Hu An’gang 胡鞍钢(主编), Zhongguo : tiaozhan fubai 中国:挑战腐败 (=China : Fighting Against Corruption), 杭州:浙江人民出版社,2001, 380 p.

Cet ouvrage se divise en deux parties. La première (p. 1-148) recense des réflexions d’auteurs chinois tandis que la seconde (p. 149-380) compile un certain nombre de traductions d’études théoriques ou appliquées sur la corruption menées par des institutions internationales (Banque mondiale, Transparency International…) ainsi que des auteurs occidentaux au rang desquels on note la présence de Guilhem Fabre (圭伦•法布瑞, Fenquanhua, fubai he fanzui : dui zhongguo de bijiao fenxi  分权化、腐败和犯罪: 对中国的比较分析 (Décentralisation, corruption et crime : analyse comparé de la situation en Chine), p. 180-195).

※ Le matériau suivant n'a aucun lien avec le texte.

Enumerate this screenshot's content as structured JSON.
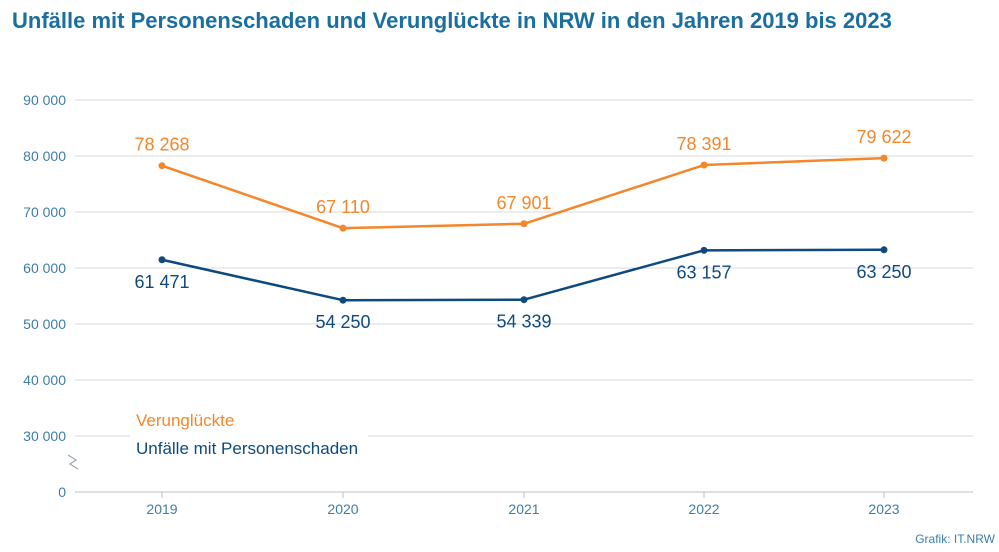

Hu An’gang identifie quatre sources principales alimentant la corruption en Chine : l’évasion fiscale, les « revenus noirs » issus de l’économie illégale, les détournements de capitaux et fonds publics et, enfin, les rentes de situation particulièrement celles liées à un monopole. Les données qu’il collecte lui permettent de chiffrer le montant des revenus de la corruption à une somme comprise entre 13% et 17% du PNB en 1999 (p. 34-66). Dans les pages suivantes (p. 65-117), Hu An’gang puis Chen Wenhao 陈文浩 discutent succes­sivement des mesures à prendre pour lutter contre la corruption. Dans les pages suivantes encore (p. 118-148), Hu An’gang puis Wang Shaoguang 王绍光 décrivent, tour à tour, dans deux textes de 1994, les excès auxquels ont conduit la possibilité pour l’armée de s’autofinancer 以军养军.

L’ouvrage dans son ensemble se présente plus comme une introduction au problème de la corruption que comme une réflexion aboutie sur la corruption en Chine.